Characterization of mitochondrial alternative NAD(P)H dehydrogenases in Arabidopsis: Intraorganelle location and expression

• Published in: Plant and cell physiology Vol. 47; no. 1; pp. 43 - 54
• Main Authors: Elhafez, D.(University of Western Australia, Crawley), Murcha, M.W, Clifton, R, Soole, K.L, Day, D.A, Whelan, J
• Format: Journal Article
• Language: English
• Published: Japan Oxford University Press 01.01.2006; Oxford Publishing Limited (England)

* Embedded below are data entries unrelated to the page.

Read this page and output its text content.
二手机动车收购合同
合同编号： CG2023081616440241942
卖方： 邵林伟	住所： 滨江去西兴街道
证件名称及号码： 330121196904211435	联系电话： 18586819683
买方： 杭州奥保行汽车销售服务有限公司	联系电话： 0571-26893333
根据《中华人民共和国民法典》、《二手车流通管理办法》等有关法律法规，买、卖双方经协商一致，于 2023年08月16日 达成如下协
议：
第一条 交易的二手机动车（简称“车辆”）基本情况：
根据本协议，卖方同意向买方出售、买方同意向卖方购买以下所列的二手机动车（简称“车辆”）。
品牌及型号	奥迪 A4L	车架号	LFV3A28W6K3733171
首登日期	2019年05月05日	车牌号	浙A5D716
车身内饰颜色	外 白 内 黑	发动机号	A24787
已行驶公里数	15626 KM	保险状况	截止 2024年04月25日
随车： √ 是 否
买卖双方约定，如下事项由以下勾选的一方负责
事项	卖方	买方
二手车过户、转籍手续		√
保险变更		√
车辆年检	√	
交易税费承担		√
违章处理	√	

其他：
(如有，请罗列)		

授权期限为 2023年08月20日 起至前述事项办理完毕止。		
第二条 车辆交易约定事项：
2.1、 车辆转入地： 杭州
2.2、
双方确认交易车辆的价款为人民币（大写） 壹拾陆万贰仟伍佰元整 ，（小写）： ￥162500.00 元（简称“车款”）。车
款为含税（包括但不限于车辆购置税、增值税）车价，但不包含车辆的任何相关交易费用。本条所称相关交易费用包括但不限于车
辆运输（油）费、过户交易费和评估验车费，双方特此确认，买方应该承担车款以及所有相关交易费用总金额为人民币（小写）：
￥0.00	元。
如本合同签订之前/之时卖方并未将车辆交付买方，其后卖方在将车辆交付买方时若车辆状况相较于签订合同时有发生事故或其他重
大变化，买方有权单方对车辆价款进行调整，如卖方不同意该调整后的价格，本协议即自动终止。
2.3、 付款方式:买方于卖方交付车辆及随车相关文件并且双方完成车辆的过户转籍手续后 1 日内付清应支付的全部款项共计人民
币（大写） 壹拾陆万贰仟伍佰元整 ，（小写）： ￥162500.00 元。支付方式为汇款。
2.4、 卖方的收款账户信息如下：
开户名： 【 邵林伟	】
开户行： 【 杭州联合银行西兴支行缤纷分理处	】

• Subjects: 51 kDa subunit of complex I; alternative NAD(P)H dehydrogenase; Alternative NAD(P)H dehydrogenase(s); Alternative oxidase; Aox; ARABIDOPSIS; Arabidopsis - enzymology; Arabidopsis - genetics; Base Sequence; CI51; Circadian Rhythm; cytosolic ribosomal protein of the large subunit; DNA, Plant - genetics; EXPRESION GENICA; EXPRESSION DES GENES; GENE; GENE EXPRESSION; Gene Expression Profiling; GENES; Genes, Plant; GFP; green fluorescent protein; MITOCHONDRIA; Mitochondria - enzymology; MITOCHONDRIE; MITOCONDRIA; Multienzyme Complexes - genetics; Multienzyme Complexes - metabolism; NADH, NADPH Oxidoreductases - genetics; NADH, NADPH Oxidoreductases - metabolism; NADPH Oxidases - genetics; NADPH Oxidases - metabolism; nuclear-encoded mitochondrial ribosomal proteins of the small subunit; Organelles - enzymology; P-subunit of glycine decarboxylase; PGDC; Photoperiod; Protein import; proteinase K; RESPIRACION; RESPIRATION; Reverse Transcriptase Polymerase Chain Reaction; reverse transcription–PCR; RPL19; RPS1 and RPS13; RT–PCR; TIM; translocase of the inner mitochondrial membrane; Ucp; uncoupling proteins
• ISSN: 0032-0781; 1471-9053
• DOI: 10.1093/pcp/pci221

The intramitochondrial location of putative typeII NAD(P)H dehydrogenases (NDs) in Arabidopsis was investigated by measuring the ability of isolated mitochondria to take up precursor proteins generated from cDNAs using an in vitro translation system. The mature proteins of NDA1, NDA2 and NDC1 were judged to be located on the inside of the inner membrane because they were protected from protease added after the mitochondrial outer membrane had been ruptured. In contrast, NDB1, NDB2 and NDB4 were not protected from protease digestion in mitochondria with ruptured outer membranes and were deemed to be located on the outside of the inner membrane. Expression of all ND genes was measured using quantitative reverse transcription-PCR (RT-PCR) to determine transcript abundance, and compared with expression of alternative oxidase, uncoupler proteins and selected components of the oxidative phosphorylation complexes. NDA1 and NDB2 were the most prominently expressed members in a variety of tissues, and were up-regulated in the early daytime in a diurnal manner. Analysis of array data suggested that NDA1 clustered closest to the gene encoding the P-subunit of glycine decarboxylase. Taken together with the diurnal regulation of NDA1 observed here and in other studies, this suggests that NDA1 plays a role in integrating metabolic activities of chloroplasts and mitochondria. NDA2, NDB2 and Aox1a were up-regulated in a coordinated manner under various treatments, potentially forming a complete respiratory chain capable of oxidizing matrix and cytosolic NAD(P)H. NDB1 and NDC1 were down-regulated under the same conditions and may be regarded as housekeeping genes.